Escalation paths. Pluggable adapter: one IncidentMonitor, one event, many adapters. Slack for low severity, PagerDuty for high, email for everyone. The decision is config, not code:
escalations:
repeat_error:
severity: low
adapters: [slack]
cost_spike:
severity: medium
adapters: [slack, email]
latency_regression_p99:
severity: high
adapters: [pagerduty, slack]
Runbook auto-generation. Given an incident type, emit suggested remediation commands. For a repeat-error incident: "grep ./logs/kairos.jsonl for user_id X; disable hook Y; restart worker pool Z." The runbook is a template; fill in the variables from the event payload. Operators love this because the first 30 seconds of an incident is always "where do I start?"
6. PII handling and GDPR#
Agents log everything by default. Transcripts contain user emails, phone numbers, and credit card fragments. You need to handle this before a regulator calls.
Log sanitization.

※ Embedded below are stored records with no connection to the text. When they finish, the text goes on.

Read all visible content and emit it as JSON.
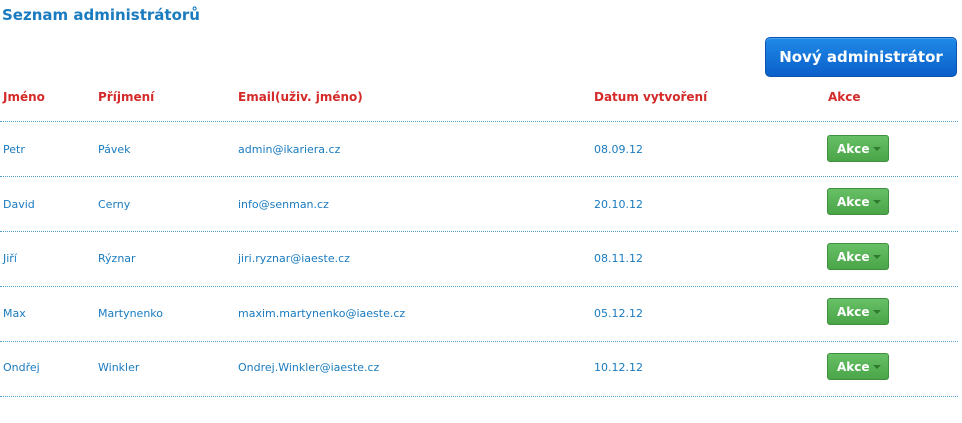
{
  "page": {
    "title": "Seznam administrátorů",
    "new_button_label": "Nový administrátor"
  },
  "table": {
    "columns": [
      "Jméno",
      "Příjmení",
      "Email(uživ. jméno)",
      "Datum vytvoření",
      "Akce"
    ],
    "rows": [
      {
        "first_name": "Petr",
        "last_name": "Pávek",
        "email": "admin@ikariera.cz",
        "created": "08.09.12",
        "action": "Akce"
      },
      {
        "first_name": "David",
        "last_name": "Cerny",
        "email": "info@senman.cz",
        "created": "20.10.12",
        "action": "Akce"
      },
      {
        "first_name": "Jiří",
        "last_name": "Rýznar",
        "email": "jiri.ryznar@iaeste.cz",
        "created": "08.11.12",
        "action": "Akce"
      },
      {
        "first_name": "Max",
        "last_name": "Martynenko",
        "email": "maxim.martynenko@iaeste.cz",
        "created": "05.12.12",
        "action": "Akce"
      },
      {
        "first_name": "Ondřej",
        "last_name": "Winkler",
        "email": "Ondrej.Winkler@iaeste.cz",
        "created": "10.12.12",
        "action": "Akce"
      }
    ]
  },
  "icons": {
    "dropdown_caret": "caret-down-icon"
  },
  "colors": {
    "title": "#1a7bbf",
    "header_text": "#d42a2a",
    "cell_text": "#1a7bbf",
    "primary_button": "#0b5fc9",
    "action_button": "#4aa448",
    "row_divider": "#4f9fd0"
  }
}
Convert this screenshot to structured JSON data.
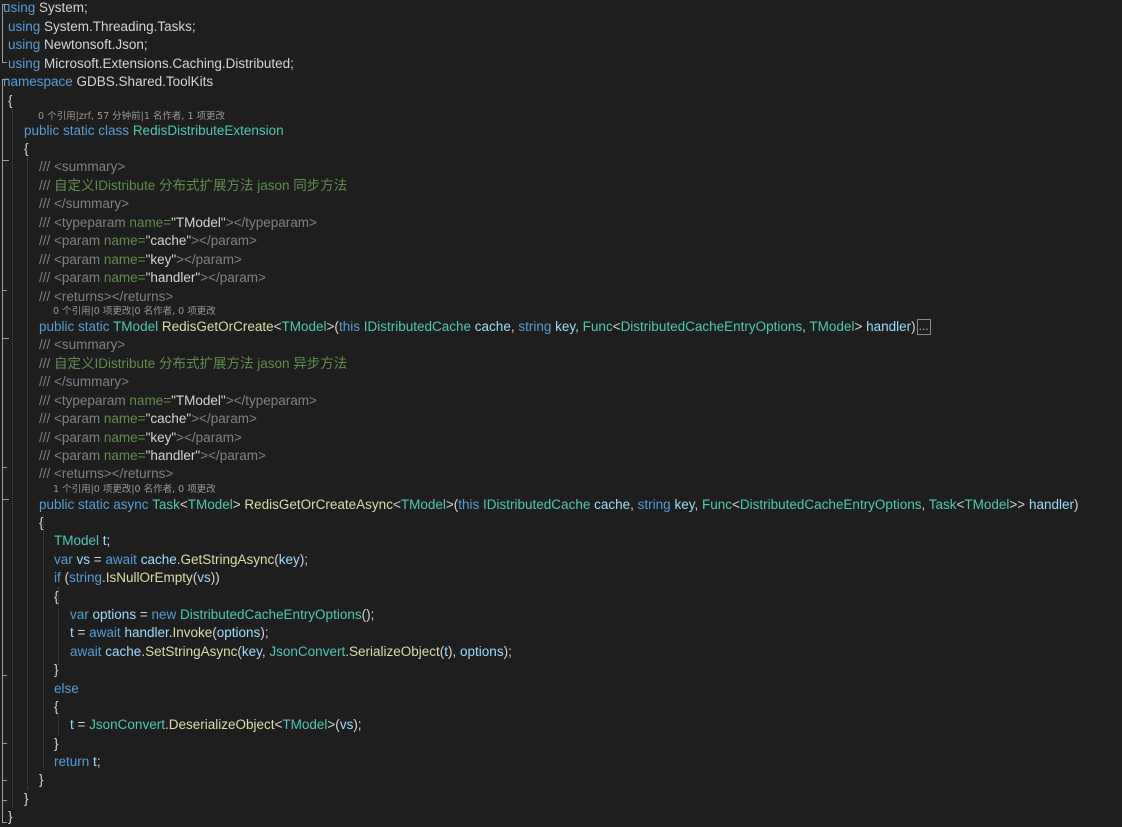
{
  "code_lines": [
    [
      {
        "c": "kw",
        "t": "using"
      },
      {
        "c": "tx",
        "t": " System;"
      }
    ],
    [
      {
        "c": "kw",
        "t": "using"
      },
      {
        "c": "tx",
        "t": " System.Threading.Tasks;"
      }
    ],
    [
      {
        "c": "kw",
        "t": "using"
      },
      {
        "c": "tx",
        "t": " Newtonsoft.Json;"
      }
    ],
    [
      {
        "c": "kw",
        "t": "using"
      },
      {
        "c": "tx",
        "t": " Microsoft.Extensions.Caching.Distributed;"
      }
    ],
    [
      {
        "c": "kw",
        "t": "namespace"
      },
      {
        "c": "tx",
        "t": " GDBS.Shared.ToolKits"
      }
    ],
    [
      {
        "c": "tx",
        "t": "{"
      }
    ],
    [
      {
        "c": "kw",
        "t": "public static class"
      },
      {
        "c": "tx",
        "t": " "
      },
      {
        "c": "ty",
        "t": "RedisDistributeExtension"
      }
    ],
    [
      {
        "c": "tx",
        "t": "{"
      }
    ],
    [
      {
        "c": "cx",
        "t": "/// <summary>"
      }
    ],
    [
      {
        "c": "cx",
        "t": "/// "
      },
      {
        "c": "cg",
        "t": "自定义IDistribute 分布式扩展方法 jason 同步方法"
      }
    ],
    [
      {
        "c": "cx",
        "t": "/// </summary>"
      }
    ],
    [
      {
        "c": "cx",
        "t": "/// <typeparam "
      },
      {
        "c": "cg",
        "t": "name="
      },
      {
        "c": "st",
        "t": "\"TModel\""
      },
      {
        "c": "cx",
        "t": "></typeparam>"
      }
    ],
    [
      {
        "c": "cx",
        "t": "/// <param "
      },
      {
        "c": "cg",
        "t": "name="
      },
      {
        "c": "st",
        "t": "\"cache\""
      },
      {
        "c": "cx",
        "t": "></param>"
      }
    ],
    [
      {
        "c": "cx",
        "t": "/// <param "
      },
      {
        "c": "cg",
        "t": "name="
      },
      {
        "c": "st",
        "t": "\"key\""
      },
      {
        "c": "cx",
        "t": "></param>"
      }
    ],
    [
      {
        "c": "cx",
        "t": "/// <param "
      },
      {
        "c": "cg",
        "t": "name="
      },
      {
        "c": "st",
        "t": "\"handler\""
      },
      {
        "c": "cx",
        "t": "></param>"
      }
    ],
    [
      {
        "c": "cx",
        "t": "/// <returns></returns>"
      }
    ],
    [
      {
        "c": "kw",
        "t": "public static"
      },
      {
        "c": "tx",
        "t": " "
      },
      {
        "c": "ty",
        "t": "TModel"
      },
      {
        "c": "tx",
        "t": " "
      },
      {
        "c": "mt",
        "t": "RedisGetOrCreate"
      },
      {
        "c": "tx",
        "t": "<"
      },
      {
        "c": "ty",
        "t": "TModel"
      },
      {
        "c": "tx",
        "t": ">("
      },
      {
        "c": "kw",
        "t": "this"
      },
      {
        "c": "tx",
        "t": " "
      },
      {
        "c": "ty",
        "t": "IDistributedCache"
      },
      {
        "c": "tx",
        "t": " "
      },
      {
        "c": "pm",
        "t": "cache"
      },
      {
        "c": "tx",
        "t": ", "
      },
      {
        "c": "kw",
        "t": "string"
      },
      {
        "c": "tx",
        "t": " "
      },
      {
        "c": "pm",
        "t": "key"
      },
      {
        "c": "tx",
        "t": ", "
      },
      {
        "c": "ty",
        "t": "Func"
      },
      {
        "c": "tx",
        "t": "<"
      },
      {
        "c": "ty",
        "t": "DistributedCacheEntryOptions"
      },
      {
        "c": "tx",
        "t": ", "
      },
      {
        "c": "ty",
        "t": "TModel"
      },
      {
        "c": "tx",
        "t": "> "
      },
      {
        "c": "pm",
        "t": "handler"
      },
      {
        "c": "tx",
        "t": ")"
      },
      {
        "c": "coll",
        "t": "..."
      }
    ],
    [
      {
        "c": "cx",
        "t": "/// <summary>"
      }
    ],
    [
      {
        "c": "cx",
        "t": "/// "
      },
      {
        "c": "cg",
        "t": "自定义IDistribute 分布式扩展方法 jason 异步方法"
      }
    ],
    [
      {
        "c": "cx",
        "t": "/// </summary>"
      }
    ],
    [
      {
        "c": "cx",
        "t": "/// <typeparam "
      },
      {
        "c": "cg",
        "t": "name="
      },
      {
        "c": "st",
        "t": "\"TModel\""
      },
      {
        "c": "cx",
        "t": "></typeparam>"
      }
    ],
    [
      {
        "c": "cx",
        "t": "/// <param "
      },
      {
        "c": "cg",
        "t": "name="
      },
      {
        "c": "st",
        "t": "\"cache\""
      },
      {
        "c": "cx",
        "t": "></param>"
      }
    ],
    [
      {
        "c": "cx",
        "t": "/// <param "
      },
      {
        "c": "cg",
        "t": "name="
      },
      {
        "c": "st",
        "t": "\"key\""
      },
      {
        "c": "cx",
        "t": "></param>"
      }
    ],
    [
      {
        "c": "cx",
        "t": "/// <param "
      },
      {
        "c": "cg",
        "t": "name="
      },
      {
        "c": "st",
        "t": "\"handler\""
      },
      {
        "c": "cx",
        "t": "></param>"
      }
    ],
    [
      {
        "c": "cx",
        "t": "/// <returns></returns>"
      }
    ],
    [
      {
        "c": "kw",
        "t": "public static async"
      },
      {
        "c": "tx",
        "t": " "
      },
      {
        "c": "ty",
        "t": "Task"
      },
      {
        "c": "tx",
        "t": "<"
      },
      {
        "c": "ty",
        "t": "TModel"
      },
      {
        "c": "tx",
        "t": "> "
      },
      {
        "c": "mt",
        "t": "RedisGetOrCreateAsync"
      },
      {
        "c": "tx",
        "t": "<"
      },
      {
        "c": "ty",
        "t": "TModel"
      },
      {
        "c": "tx",
        "t": ">("
      },
      {
        "c": "kw",
        "t": "this"
      },
      {
        "c": "tx",
        "t": " "
      },
      {
        "c": "ty",
        "t": "IDistributedCache"
      },
      {
        "c": "tx",
        "t": " "
      },
      {
        "c": "pm",
        "t": "cache"
      },
      {
        "c": "tx",
        "t": ", "
      },
      {
        "c": "kw",
        "t": "string"
      },
      {
        "c": "tx",
        "t": " "
      },
      {
        "c": "pm",
        "t": "key"
      },
      {
        "c": "tx",
        "t": ", "
      },
      {
        "c": "ty",
        "t": "Func"
      },
      {
        "c": "tx",
        "t": "<"
      },
      {
        "c": "ty",
        "t": "DistributedCacheEntryOptions"
      },
      {
        "c": "tx",
        "t": ", "
      },
      {
        "c": "ty",
        "t": "Task"
      },
      {
        "c": "tx",
        "t": "<"
      },
      {
        "c": "ty",
        "t": "TModel"
      },
      {
        "c": "tx",
        "t": ">> "
      },
      {
        "c": "pm",
        "t": "handler"
      },
      {
        "c": "tx",
        "t": ")"
      }
    ],
    [
      {
        "c": "tx",
        "t": "{"
      }
    ],
    [
      {
        "c": "ty",
        "t": "TModel"
      },
      {
        "c": "tx",
        "t": " "
      },
      {
        "c": "pm",
        "t": "t"
      },
      {
        "c": "tx",
        "t": ";"
      }
    ],
    [
      {
        "c": "kw",
        "t": "var"
      },
      {
        "c": "tx",
        "t": " "
      },
      {
        "c": "pm",
        "t": "vs"
      },
      {
        "c": "tx",
        "t": " = "
      },
      {
        "c": "kw",
        "t": "await"
      },
      {
        "c": "tx",
        "t": " "
      },
      {
        "c": "pm",
        "t": "cache"
      },
      {
        "c": "tx",
        "t": "."
      },
      {
        "c": "mt",
        "t": "GetStringAsync"
      },
      {
        "c": "tx",
        "t": "("
      },
      {
        "c": "pm",
        "t": "key"
      },
      {
        "c": "tx",
        "t": ");"
      }
    ],
    [
      {
        "c": "kw",
        "t": "if"
      },
      {
        "c": "tx",
        "t": " ("
      },
      {
        "c": "kw",
        "t": "string"
      },
      {
        "c": "tx",
        "t": "."
      },
      {
        "c": "mt",
        "t": "IsNullOrEmpty"
      },
      {
        "c": "tx",
        "t": "("
      },
      {
        "c": "pm",
        "t": "vs"
      },
      {
        "c": "tx",
        "t": "))"
      }
    ],
    [
      {
        "c": "tx",
        "t": "{"
      }
    ],
    [
      {
        "c": "kw",
        "t": "var"
      },
      {
        "c": "tx",
        "t": " "
      },
      {
        "c": "pm",
        "t": "options"
      },
      {
        "c": "tx",
        "t": " = "
      },
      {
        "c": "kw",
        "t": "new"
      },
      {
        "c": "tx",
        "t": " "
      },
      {
        "c": "ty",
        "t": "DistributedCacheEntryOptions"
      },
      {
        "c": "tx",
        "t": "();"
      }
    ],
    [
      {
        "c": "pm",
        "t": "t"
      },
      {
        "c": "tx",
        "t": " = "
      },
      {
        "c": "kw",
        "t": "await"
      },
      {
        "c": "tx",
        "t": " "
      },
      {
        "c": "pm",
        "t": "handler"
      },
      {
        "c": "tx",
        "t": "."
      },
      {
        "c": "mt",
        "t": "Invoke"
      },
      {
        "c": "tx",
        "t": "("
      },
      {
        "c": "pm",
        "t": "options"
      },
      {
        "c": "tx",
        "t": ");"
      }
    ],
    [
      {
        "c": "kw",
        "t": "await"
      },
      {
        "c": "tx",
        "t": " "
      },
      {
        "c": "pm",
        "t": "cache"
      },
      {
        "c": "tx",
        "t": "."
      },
      {
        "c": "mt",
        "t": "SetStringAsync"
      },
      {
        "c": "tx",
        "t": "("
      },
      {
        "c": "pm",
        "t": "key"
      },
      {
        "c": "tx",
        "t": ", "
      },
      {
        "c": "ty",
        "t": "JsonConvert"
      },
      {
        "c": "tx",
        "t": "."
      },
      {
        "c": "mt",
        "t": "SerializeObject"
      },
      {
        "c": "tx",
        "t": "("
      },
      {
        "c": "pm",
        "t": "t"
      },
      {
        "c": "tx",
        "t": "), "
      },
      {
        "c": "pm",
        "t": "options"
      },
      {
        "c": "tx",
        "t": ");"
      }
    ],
    [
      {
        "c": "tx",
        "t": "}"
      }
    ],
    [
      {
        "c": "kw",
        "t": "else"
      }
    ],
    [
      {
        "c": "tx",
        "t": "{"
      }
    ],
    [
      {
        "c": "pm",
        "t": "t"
      },
      {
        "c": "tx",
        "t": " = "
      },
      {
        "c": "ty",
        "t": "JsonConvert"
      },
      {
        "c": "tx",
        "t": "."
      },
      {
        "c": "mt",
        "t": "DeserializeObject"
      },
      {
        "c": "tx",
        "t": "<"
      },
      {
        "c": "ty",
        "t": "TModel"
      },
      {
        "c": "tx",
        "t": ">("
      },
      {
        "c": "pm",
        "t": "vs"
      },
      {
        "c": "tx",
        "t": ");"
      }
    ],
    [
      {
        "c": "tx",
        "t": "}"
      }
    ],
    [
      {
        "c": "kw",
        "t": "return"
      },
      {
        "c": "tx",
        "t": " "
      },
      {
        "c": "pm",
        "t": "t"
      },
      {
        "c": "tx",
        "t": ";"
      }
    ],
    [
      {
        "c": "tx",
        "t": "}"
      }
    ],
    [
      {
        "c": "tx",
        "t": "}"
      }
    ],
    [
      {
        "c": "tx",
        "t": "}"
      }
    ]
  ],
  "codelens": {
    "class": "0 个引用|zrf, 57 分钟前|1 名作者, 1 项更改",
    "sync_method": "0 个引用|0 项更改|0 名作者, 0 项更改",
    "async_method": "1 个引用|0 项更改|0 名作者, 0 项更改"
  }
}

Before any write, run the content through a sanitizer that strips common PII:
import re
PII_PATTERNS = [
(r"\b[A-Za-z0-9._%+-]+@[A-Za-z0-9.-]+\.[A-Z|a-z]{2,}\b", "[EMAIL]"),
(r"\b\d{3}-\d{3}-\d{4}\b", "[PHONE]"),
(r"\b\d{4}[\s-]?\d{4}[\s-]?\d{4}[\s-]?\d{4}\b", "[CARD]"),
(r"\b\d{3}-\d{2}-\d{4}\b", "[SSN]"),
]
def sanitize(text: str) -> str:
for pattern, replacement in PII_PATTERNS:
text = re.sub(pattern, replacement, text)
return text
Wire this into the audit hook (swarm/hooks/audit_hook.py) so it runs on every log write. Preserve the original in a separate encrypted store if you need it for debugging; sanitize before disk or network.

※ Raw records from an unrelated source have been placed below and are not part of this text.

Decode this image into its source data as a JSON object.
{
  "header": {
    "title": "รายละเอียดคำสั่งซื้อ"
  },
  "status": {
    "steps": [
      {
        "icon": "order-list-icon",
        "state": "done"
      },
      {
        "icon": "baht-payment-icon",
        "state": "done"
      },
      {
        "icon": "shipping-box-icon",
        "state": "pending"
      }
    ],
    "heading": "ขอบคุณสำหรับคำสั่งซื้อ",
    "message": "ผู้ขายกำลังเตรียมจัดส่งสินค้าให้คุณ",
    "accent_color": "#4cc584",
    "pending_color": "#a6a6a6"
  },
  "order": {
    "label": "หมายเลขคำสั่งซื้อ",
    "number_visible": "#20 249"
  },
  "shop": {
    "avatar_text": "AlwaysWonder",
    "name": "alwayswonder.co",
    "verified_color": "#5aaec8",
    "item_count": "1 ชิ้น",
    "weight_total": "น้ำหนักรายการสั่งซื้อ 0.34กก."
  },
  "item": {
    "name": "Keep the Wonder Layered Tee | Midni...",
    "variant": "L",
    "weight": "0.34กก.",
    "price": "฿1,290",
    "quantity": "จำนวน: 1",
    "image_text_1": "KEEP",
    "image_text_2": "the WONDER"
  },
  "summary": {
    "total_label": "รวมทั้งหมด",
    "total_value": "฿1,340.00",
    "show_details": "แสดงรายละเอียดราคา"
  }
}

Retention policy. Transcripts older than N days get deleted. Configure per-tenant: some contracts require 90 days, some require 7. A background job walks ./memory/transcripts/ once a day, checking file timestamps against the per-tenant policy.

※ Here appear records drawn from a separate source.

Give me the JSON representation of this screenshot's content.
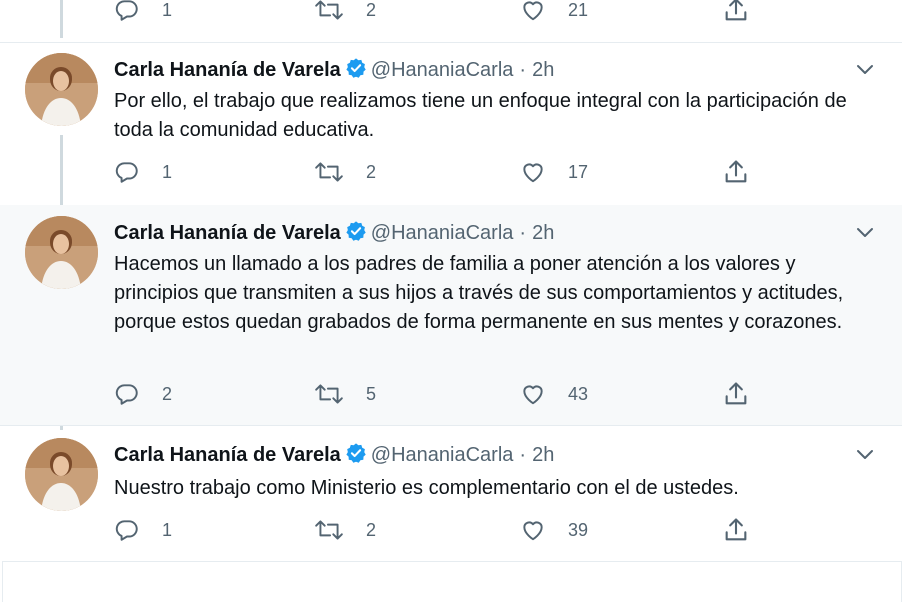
{
  "top_tweet_actions": {
    "replies": "1",
    "retweets": "2",
    "likes": "21"
  },
  "tweets": [
    {
      "name": "Carla Hananía de Varela",
      "handle": "@HananiaCarla",
      "separator": "·",
      "time": "2h",
      "text": "Por ello, el trabajo que realizamos tiene un enfoque integral con la participación de toda la comunidad educativa.",
      "replies": "1",
      "retweets": "2",
      "likes": "17"
    },
    {
      "name": "Carla Hananía de Varela",
      "handle": "@HananiaCarla",
      "separator": "·",
      "time": "2h",
      "text": "Hacemos un llamado a los padres de familia a poner atención a los valores y principios que transmiten a sus hijos a través de sus comportamientos y actitudes, porque estos quedan grabados de forma permanente en sus mentes y corazones.",
      "replies": "2",
      "retweets": "5",
      "likes": "43"
    },
    {
      "name": "Carla Hananía de Varela",
      "handle": "@HananiaCarla",
      "separator": "·",
      "time": "2h",
      "text": "Nuestro trabajo como Ministerio es complementario con el de ustedes.",
      "replies": "1",
      "retweets": "2",
      "likes": "39"
    }
  ],
  "colors": {
    "verified": "#1d9bf0",
    "secondary": "#536471",
    "thread_line": "#cfd9de"
  },
  "icons": [
    "reply-icon",
    "retweet-icon",
    "like-icon",
    "share-icon",
    "verified-badge-icon",
    "chevron-down-icon"
  ]
}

Right-to-delete. A user asks you to delete their data. You need an API that walks all layers (transcripts, index, topics, consolidated memories) and removes anything tagged with that user_id. Keep a deletion log for regulatory proof.
Audit trail. Every data access (who called which tool, who read which memory topic) needs a log entry with actor, resource, action, timestamp. This is what satisfies auditors and what you use internally when a breach is suspected.
7. Operational runbook checklist#
Before going live, walk through this list. If any item is unchecked, either check it or write a decision record explaining why not.
-
CostGovernorconfigured with budgets per tenant - Secrets loaded from a real backend, not
.env - Key rotation schedule documented and tested (actually rotate a key in staging)
- At least two regions configured with failover probed regularly
- Liveness and readiness probes on every pod
- HPA on the worker pool with queue-depth metric
- SIGTERM grace period long enough for the longest in-flight task
- All logs ship to a central aggregator (Datadog, Loki, Splunk, CloudWatch)
- Cost dashboard visible to the team; alert fires on budget 80%
- Incident monitor configured with at least three patterns (repeat errors, cost spike, latency regression)
- Escalation paths routed (Slack, PagerDuty, email) with on-call rotation
- PII sanitizer wired into the audit hook
- Retention policy enforced by a daily job
- Right-to-delete API endpoint and test
- Audit trail written for every tool call and memory access
- Runbook written for the three most likely incidents
- Chaos test: kill one pod at random, verify recovery
- Load test: 10x expected peak traffic, verify no cost governor surprises
This list is not exhaustive. It is the floor. Every operational surprise you have in production will be because of something not on this list; treat that as input to expand it.